"Amour, amour, amour (...) je veux rester avec toi, sinon je meurs" (de Gabriella Ferri; chanson citée par le critique du Canard Enchaîné, M.B m'expliquant qu'elle est chantée "à l'extérieur de la prison de Rebibbia à Rome par d'anciennes détenues pour celles encore incarcérées qui, à leur tour, entonnent cette complainte...")

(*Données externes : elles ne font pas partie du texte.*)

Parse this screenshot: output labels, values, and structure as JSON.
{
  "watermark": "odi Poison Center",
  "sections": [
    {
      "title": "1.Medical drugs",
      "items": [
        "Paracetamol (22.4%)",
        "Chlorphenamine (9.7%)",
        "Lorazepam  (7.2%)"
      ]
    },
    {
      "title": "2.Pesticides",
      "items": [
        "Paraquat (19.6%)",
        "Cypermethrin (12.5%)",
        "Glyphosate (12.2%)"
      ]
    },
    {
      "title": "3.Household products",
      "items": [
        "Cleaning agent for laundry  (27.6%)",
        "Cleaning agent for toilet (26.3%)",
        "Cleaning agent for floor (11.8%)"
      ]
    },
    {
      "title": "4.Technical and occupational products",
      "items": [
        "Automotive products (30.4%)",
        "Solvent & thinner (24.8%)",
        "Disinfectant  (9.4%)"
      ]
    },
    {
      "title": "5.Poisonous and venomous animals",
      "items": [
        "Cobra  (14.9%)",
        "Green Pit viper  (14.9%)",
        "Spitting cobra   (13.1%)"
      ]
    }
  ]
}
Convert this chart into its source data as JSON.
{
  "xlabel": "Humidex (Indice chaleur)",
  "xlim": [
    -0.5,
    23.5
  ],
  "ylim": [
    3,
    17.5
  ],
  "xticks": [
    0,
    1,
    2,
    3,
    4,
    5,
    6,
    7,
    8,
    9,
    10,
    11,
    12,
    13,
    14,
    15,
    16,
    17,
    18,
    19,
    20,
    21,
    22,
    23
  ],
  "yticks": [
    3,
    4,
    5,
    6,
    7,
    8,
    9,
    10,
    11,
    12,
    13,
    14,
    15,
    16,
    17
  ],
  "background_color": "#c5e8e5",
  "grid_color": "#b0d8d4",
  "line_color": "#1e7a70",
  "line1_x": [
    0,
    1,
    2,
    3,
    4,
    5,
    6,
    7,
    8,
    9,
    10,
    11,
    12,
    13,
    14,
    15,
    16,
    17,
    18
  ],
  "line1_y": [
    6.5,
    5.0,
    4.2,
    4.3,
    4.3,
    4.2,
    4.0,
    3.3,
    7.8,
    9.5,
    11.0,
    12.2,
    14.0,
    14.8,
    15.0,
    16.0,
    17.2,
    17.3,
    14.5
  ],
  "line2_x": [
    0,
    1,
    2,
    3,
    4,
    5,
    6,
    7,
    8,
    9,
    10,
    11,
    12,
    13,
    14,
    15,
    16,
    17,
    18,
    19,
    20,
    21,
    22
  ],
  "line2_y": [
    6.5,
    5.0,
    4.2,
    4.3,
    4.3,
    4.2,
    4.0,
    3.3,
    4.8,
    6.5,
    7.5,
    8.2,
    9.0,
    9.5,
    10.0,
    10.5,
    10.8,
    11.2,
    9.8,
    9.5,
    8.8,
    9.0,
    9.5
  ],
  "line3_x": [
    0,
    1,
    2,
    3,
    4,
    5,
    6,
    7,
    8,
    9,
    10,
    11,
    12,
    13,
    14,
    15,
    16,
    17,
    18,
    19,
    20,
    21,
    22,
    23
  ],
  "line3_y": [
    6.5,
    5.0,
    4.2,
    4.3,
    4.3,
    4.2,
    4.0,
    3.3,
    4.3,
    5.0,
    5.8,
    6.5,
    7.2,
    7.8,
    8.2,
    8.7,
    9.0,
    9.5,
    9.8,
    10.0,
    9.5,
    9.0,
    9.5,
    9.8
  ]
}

Ce film me revient souvent. Je vois encore des scènes et micro-moments.
Sans doute aussi car je l'ai vu sur grand écran dans une belle salle de cinéma en décembre 2025 (Le Louxor): séance jamais oubliée même si je n'avais encore pas toutes les infos pour bien et mieux apprécier son montage exigeant car je n'avais pas encore lu Sapienza. Le montage passe du présent au passé et fonctionne beaucoup par sous entendus, allusions et ellipses qui m'ont parfois alors perdu même si images et lumière maintiennent l'éveil:
- de l'histoire du film, je me souviens surtout que si la riche soi-disant amie de Goliarda Sapienza voulait bien sponsoriser sa présence autour d'elle via nourriture, boissons, fêtes et vacances, cette amie était plus évasive dés que Sapienza lui demandait du pognon et contact pour son livre; cette très riche soi-disant amie l'envoyait alors bouler ou tergiverser longtemps en vain. Encore donc un exemple d'un manque clair de sororité. Surtout que ce livre fût pourtant et finalement un énorme succès public et surtout critique MAIS après sa mort...Le film explique (si on suit bien) que c'est surtout par frustration, révolte, provocation et colère, que Sapienza vola soudain des bijoux lors d'une fête chez cette soi disant amie non solidaire et jalouse égoïste. Pire, d'après le film, c'est une des bonnes et employées de maison de cette soi-disant amie qui reconnaitra bien plus tard un des bijoux lors d'une vente de Sapienza, qui en finira donc en prison. Quelle ironie! De petites gens aident la justice des méga riches et sabotent la vie d'un de leurs pourtant soutient.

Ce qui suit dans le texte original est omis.